Sep. 23—JAFFREY — Democratic Executive Councilor Cinde Warmington had some sharp words for Gov. Chris Sununu on Wednesday after he compared New Hampshire's abortion restrictions to those in place elsewhere.
This issue wasn't on the agenda for the panel's meeting at Jaffrey Airport, but it's not unusual for the topic of reproductive care to be discussed by the council, which shares executive responsibility with the governor but doesn't pass or sign laws.
New Hampshire's law prohibits most abortions after 24 weeks of pregnancy.
The GOP governor and Warmington, of Concord, the only Democrat on the five-member council, are both up for re-election, and abortion has been a key issue this election season after the U.S. Supreme Court overturned the constitutional right to the procedure in June.
At one point in Wednesday's meeting, Councilor Janet Stevens, of Rye, asked Lori Shibinette, commissioner of the N.H. Department of Health and Human Services, to define the abortion limit in effect in New Hampshire.
Shibinette mentioned the 24-week time frame, and Sununu chimed in, "24 weeks, the same as Massachusetts, the same as New York."
Those states make an exception for the pregnant woman's health while New Hampshire makes an exception when there is a medical emergency in which "a pregnant woman's life or a major bodily function is threatened."
Warmington told Sununu the abortion restriction he approved last year fails to adequately protect women's health and puts doctors in untenable situations.
"When the mother comes in and she's hemorrhaging, a doctor has to sit there and make a decision about whether we're talking, 'Is this mother going to die, is there a 100 percent chance she's going to die, or is it 90 percent?'
"That doctor then has to make that decision and make that decision with an awareness that he or she might go to jail if they make the wrong call. So it is not the same as Massachusetts."
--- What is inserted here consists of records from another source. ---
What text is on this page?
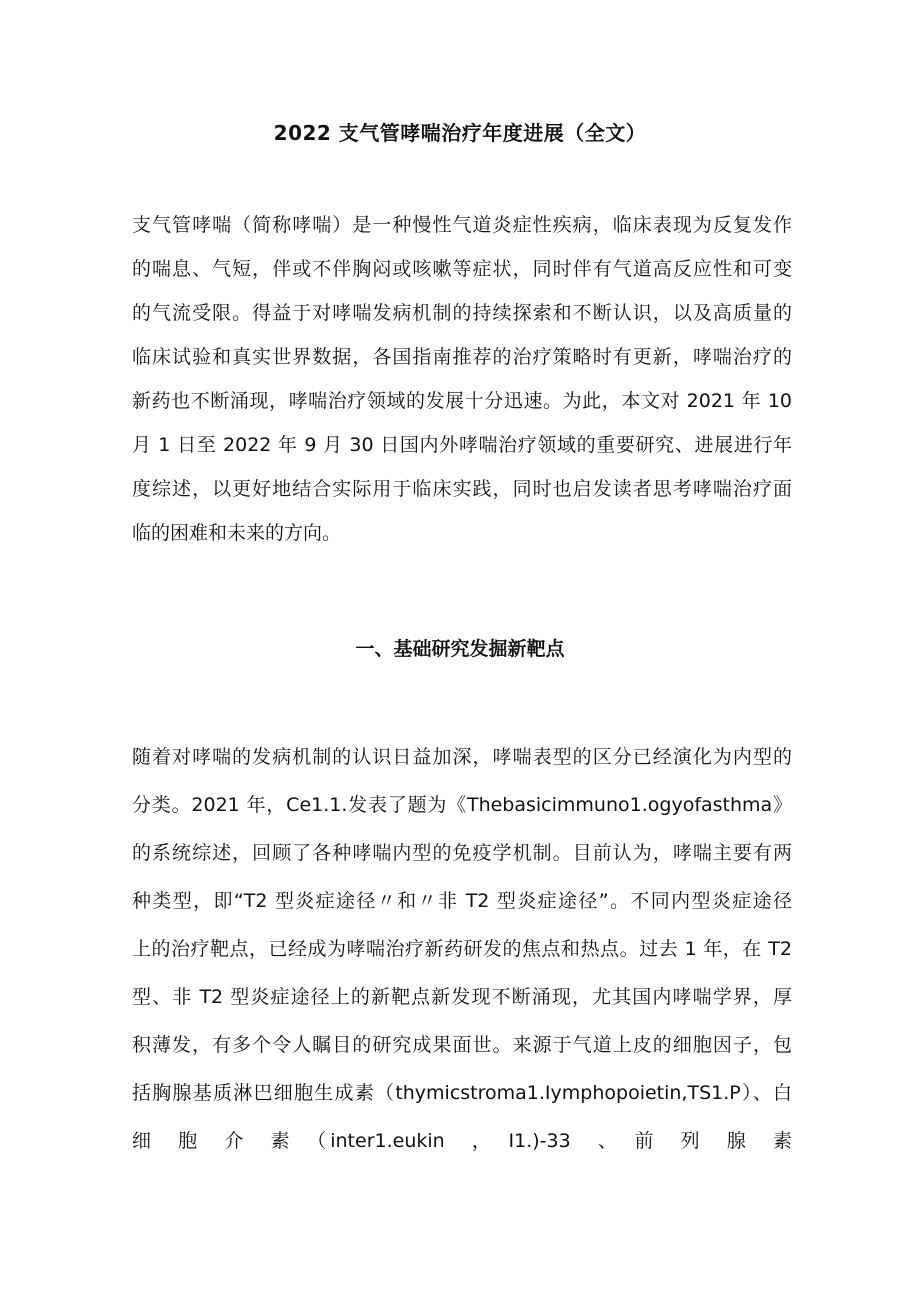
2022 支气管哮喘治疗年度进展（全文）
支气管哮喘（简称哮喘）是一种慢性气道炎症性疾病，临床表现为反复发作
的喘息、气短，伴或不伴胸闷或咳嗽等症状，同时伴有气道高反应性和可变
的气流受限。得益于对哮喘发病机制的持续探索和不断认识，以及高质量的
临床试验和真实世界数据，各国指南推荐的治疗策略时有更新，哮喘治疗的
新药也不断涌现，哮喘治疗领域的发展十分迅速。为此，本文对 2021 年 10
月 1 日至 2022 年 9 月 30 日国内外哮喘治疗领域的重要研究、进展进行年
度综述，以更好地结合实际用于临床实践，同时也启发读者思考哮喘治疗面
临的困难和未来的方向。
一、基础研究发掘新靶点
随着对哮喘的发病机制的认识日益加深，哮喘表型的区分已经演化为内型的
分类。2021 年，Ce1.1.发表了题为《Thebasicimmuno1.ogyofasthma》
的系统综述，回顾了各种哮喘内型的免疫学机制。目前认为，哮喘主要有两
种类型，即“T2 型炎症途径〃和〃非 T2 型炎症途径”。不同内型炎症途径
上的治疗靶点，已经成为哮喘治疗新药研发的焦点和热点。过去 1 年，在 T2
型、非 T2 型炎症途径上的新靶点新发现不断涌现，尤其国内哮喘学界，厚
积薄发，有多个令人瞩目的研究成果面世。来源于气道上皮的细胞因子，包
括胸腺基质淋巴细胞生成素（thymicstroma1.Iymphopoietin,TS1.P）、白
细　胞　介　素　（inter1.eukin　，　I1.)-33　、　前　列　腺　素
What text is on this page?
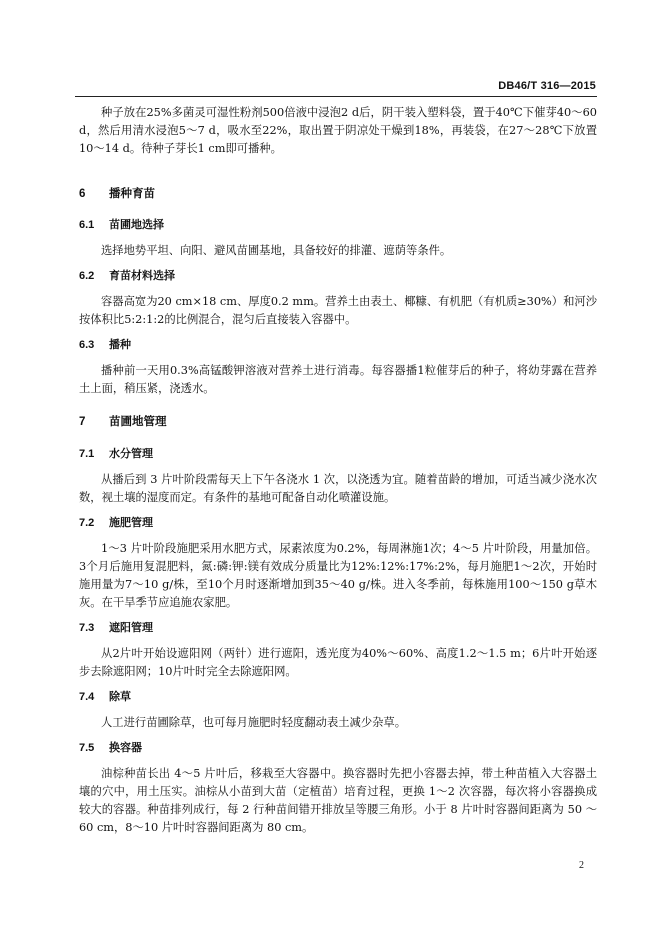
DB46/T 316—2015

种子放在25%多菌灵可湿性粉剂500倍液中浸泡2 d后，阴干装入塑料袋，置于40℃下催芽40～60 d，然后用清水浸泡5～7 d，吸水至22%，取出置于阴凉处干燥到18%，再装袋，在27～28℃下放置10～14 d。待种子芽长1 cm即可播种。

6 播种育苗
6.1 苗圃地选择

选择地势平坦、向阳、避风苗圃基地，具备较好的排灌、遮荫等条件。

6.2 育苗材料选择

容器高宽为20 cm×18 cm、厚度0.2 mm。营养土由表土、椰糠、有机肥（有机质≥30%）和河沙按体积比5:2:1:2的比例混合，混匀后直接装入容器中。

6.3 播种

播种前一天用0.3%高锰酸钾溶液对营养土进行消毒。每容器播1粒催芽后的种子，将幼芽露在营养土上面，稍压紧，浇透水。

7 苗圃地管理
7.1 水分管理

从播后到 3 片叶阶段需每天上下午各浇水 1 次，以浇透为宜。随着苗龄的增加，可适当减少浇水次数，视土壤的湿度而定。有条件的基地可配备自动化喷灌设施。

7.2 施肥管理

1～3 片叶阶段施肥采用水肥方式，尿素浓度为0.2%，每周淋施1次；4～5 片叶阶段，用量加倍。3个月后施用复混肥料，氮:磷:钾:镁有效成分质量比为12%:12%:17%:2%，每月施肥1～2次，开始时施用量为7～10 g/株，至10个月时逐渐增加到35～40 g/株。进入冬季前，每株施用100～150 g草木灰。在干旱季节应追施农家肥。

7.3 遮阳管理

从2片叶开始设遮阳网（两针）进行遮阳，透光度为40%～60%、高度1.2～1.5 m；6片叶开始逐步去除遮阳网；10片叶时完全去除遮阳网。

7.4 除草

人工进行苗圃除草，也可每月施肥时轻度翻动表土减少杂草。

7.5 换容器

油棕种苗长出 4～5 片叶后，移栽至大容器中。换容器时先把小容器去掉，带土种苗植入大容器土壤的穴中，用土压实。油棕从小苗到大苗（定植苗）培育过程，更换 1～2 次容器，每次将小容器换成较大的容器。种苗排列成行，每 2 行种苗间错开排放呈等腰三角形。小于 8 片叶时容器间距离为 50 ～60 cm，8～10 片叶时容器间距离为 80 cm。

2
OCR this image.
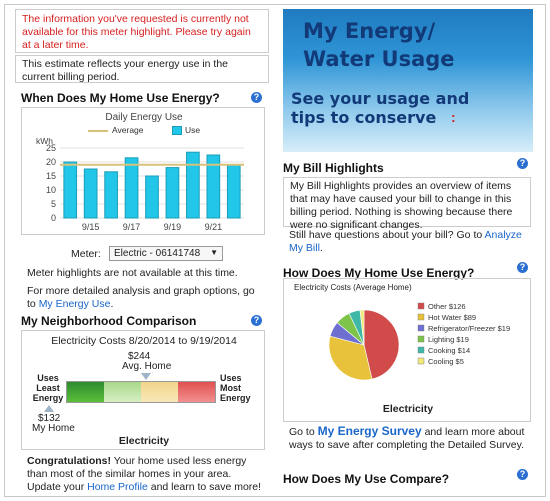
The information you've requested is currently not available for this meter highlight. Please try again at a later time.
This estimate reflects your energy use in the current billing period.
When Does My Home Use Energy?	?
Daily Energy Use
Average	Use
kWh
0
5
10
15
20
25
9/15	9/17	9/19	9/21
Meter:	Electric - 06141748 ▼
Meter highlights are not available at this time.
For more detailed analysis and graph options, go to My Energy Use.
My Neighborhood Comparison	?
Electricity Costs 8/20/2014 to 9/19/2014
$244
Avg. Home
Uses Least Energy
Uses Most Energy
$132
My Home
Electricity
Congratulations! Your home used less energy than most of the similar homes in your area. Update your Home Profile and learn to save more!
My Energy/
Water Usage
See your usage and
tips to conserve :
My Bill Highlights	?
My Bill Highlights provides an overview of items that may have caused your bill to change in this billing period. Nothing is showing because there were no significant changes.
Still have questions about your bill? Go to Analyze My Bill.
How Does My Home Use Energy?	?
Electricity Costs (Average Home)
Other $126
Hot Water $89
Refrigerator/Freezer $19
Lighting $19
Cooking $14
Cooling $5
Electricity
Go to My Energy Survey and learn more about ways to save after completing the Detailed Survey.
How Does My Use Compare?	?
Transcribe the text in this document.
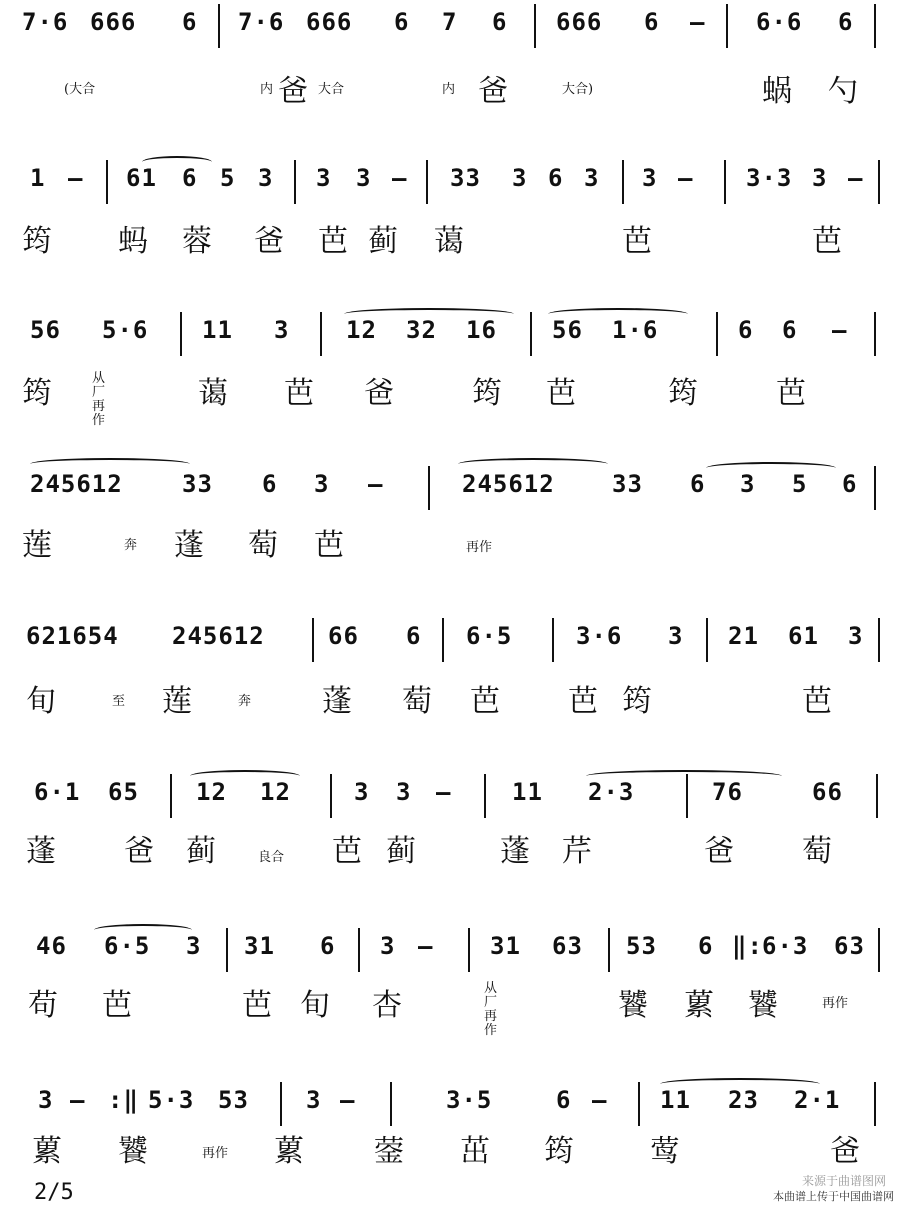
7·6 666 6 7·6 666 6 7 6 666 6 — 6·6 6
(大合	内 爸 大合	内 爸	大合)	蜗 勺
1 — 61 6 5 3 3 3 — 33 3 6 3 3 — 3·3 3 —
筠 蚂 蓉 爸 芭 蓟 蔼	芭	芭
56 5·6 11 3 12 32 16 56 1·6	6 6 —
筠	从厂再作
蔼 芭 爸	筠 芭	筠	芭
245612 33 6 3 —	245612 33 6 3 5 6
莲	奔 蓬 萄 芭	再作
621654 245612	66 6 6·5	3·6 3 21 61 3
旬	至 莲	奔 蓬 萄 芭 芭 筠	芭
6·1 65 12 12	3 3 —	11 2·3	76	66
蓬 爸 蓟	良合 芭 蓟	蓬 芹	爸 萄
46 6·5 3 31 6 3 — 31 63 53 6 ‖: 6·3 63
苟 芭	芭 旬 杏	从厂再作
饕 蔂 饕	再作
3 — :‖ 5·3 53 3 —	3·5	6 — 11 23 2·1
蔂 饕	再作 蔂 蓥 茁 筠	莺	爸
2/5	来源于曲谱图网
本曲谱上传于中国曲谱网
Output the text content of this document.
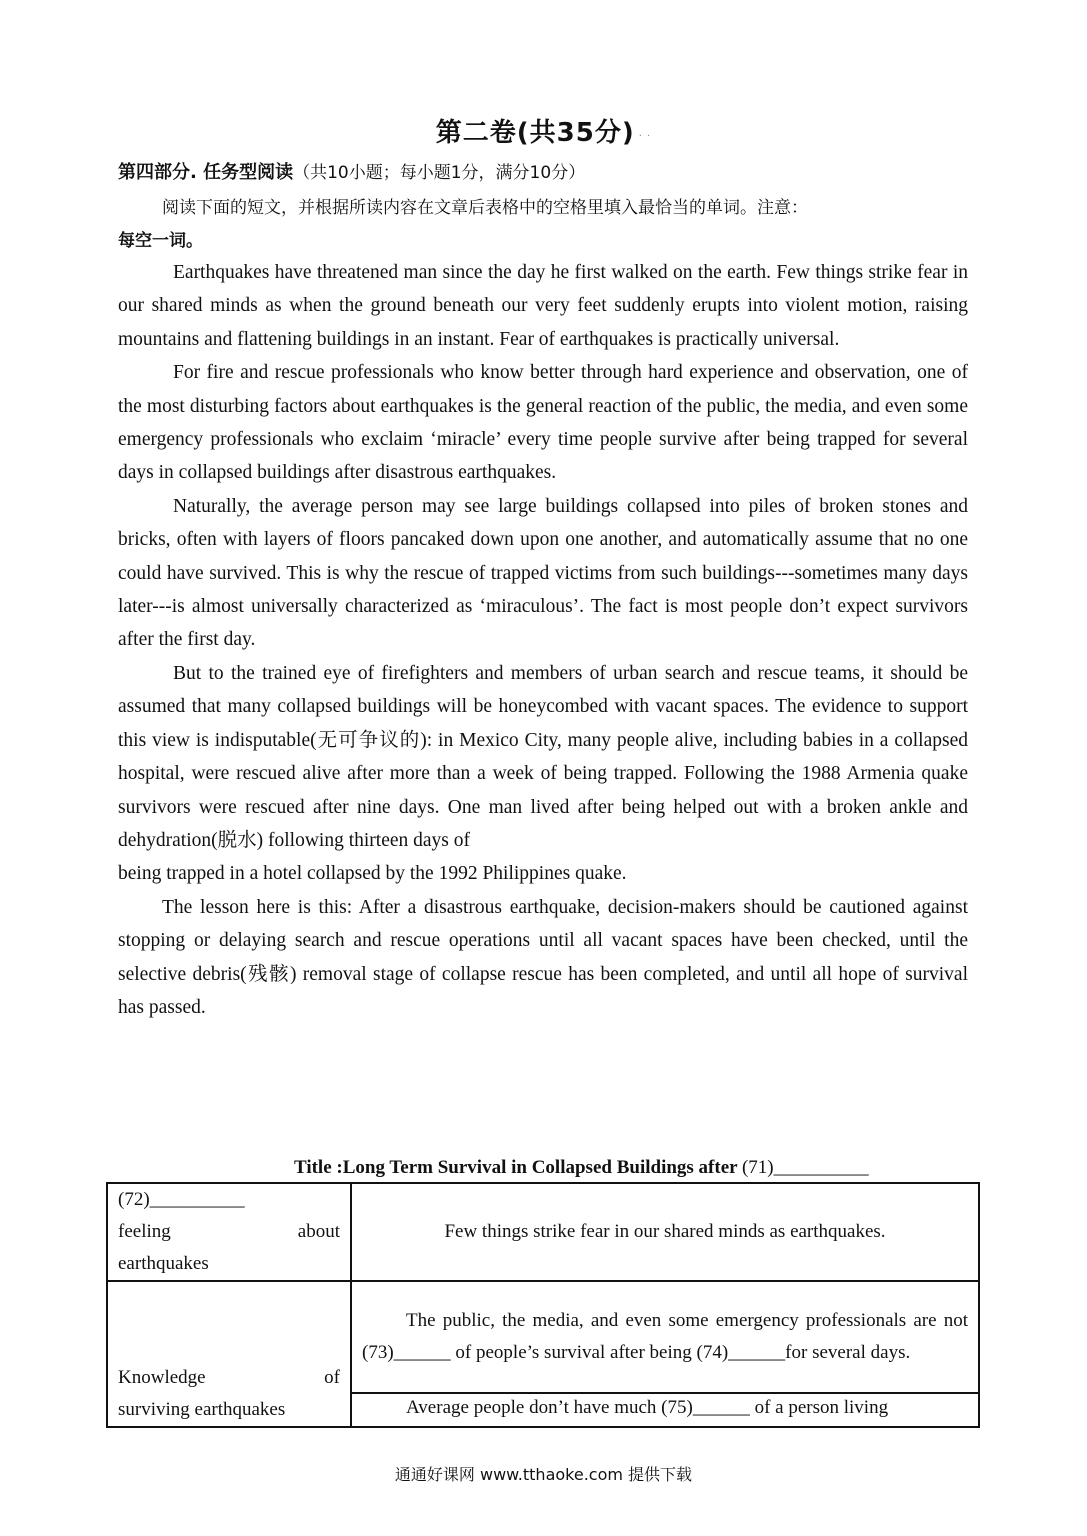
第二卷(共35分) . .
第四部分. 任务型阅读（共10小题；每小题1分，满分10分）
阅读下面的短文，并根据所读内容在文章后表格中的空格里填入最恰当的单词。注意：
每空一词。

Earthquakes have threatened man since the day he first walked on the earth. Few things strike fear in our shared minds as when the ground beneath our very feet suddenly erupts into violent motion, raising mountains and flattening buildings in an instant. Fear of earthquakes is practically universal.

For fire and rescue professionals who know better through hard experience and observation, one of the most disturbing factors about earthquakes is the general reaction of the public, the media, and even some emergency professionals who exclaim ‘miracle’ every time people survive after being trapped for several days in collapsed buildings after disastrous earthquakes.

Naturally, the average person may see large buildings collapsed into piles of broken stones and bricks, often with layers of floors pancaked down upon one another, and automatically assume that no one could have survived. This is why the rescue of trapped victims from such buildings---sometimes many days later---is almost universally characterized as ‘miraculous’. The fact is most people don’t expect survivors after the first day.

But to the trained eye of firefighters and members of urban search and rescue teams, it should be assumed that many collapsed buildings will be honeycombed with vacant spaces. The evidence to support this view is indisputable(无可争议的): in Mexico City, many people alive, including babies in a collapsed hospital, were rescued alive after more than a week of being trapped. Following the 1988 Armenia quake survivors were rescued after nine days. One man lived after being helped out with a broken ankle and dehydration(脱水) following thirteen days of

being trapped in a hotel collapsed by the 1992 Philippines quake.

The lesson here is this: After a disastrous earthquake, decision-makers should be cautioned against stopping or delaying search and rescue operations until all vacant spaces have been checked, until the selective debris(残骸) removal stage of collapse rescue has been completed, and until all hope of survival has passed.

Title :Long Term Survival in Collapsed Buildings after (71)__________
(72)__________
feeling about
earthquakes	Few things strike fear in our shared minds as earthquakes.

Knowledge of
surviving earthquakes	The public, the media, and even some emergency professionals are not (73)______ of people’s survival after being (74)______for several days.
	Average people don’t have much (75)______ of a person living
通通好课网 www.tthaoke.com 提供下载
Massachusetts, New York and New Hampshire all have an exception to allow for abortions after 24 weeks when there is a fatal fetal anomaly.
Violations of New Hampshire's abortion law are classified as class B felonies, which carry the possibility of prison time. Potential fines of up to $100,000 are also specified in the law.
Warmington, whose district takes in much of the Monadnock Region, urged Sununu to stop making comparisons that she feels are invalid.
"You need to stop saying that," she said. "You're misleading the public. You have a ban that is endangering the lives of women in our state, and you need to stop saying that it is the same as Massachusetts."
Sununu replied, "Further discussion?" and the panel moved on.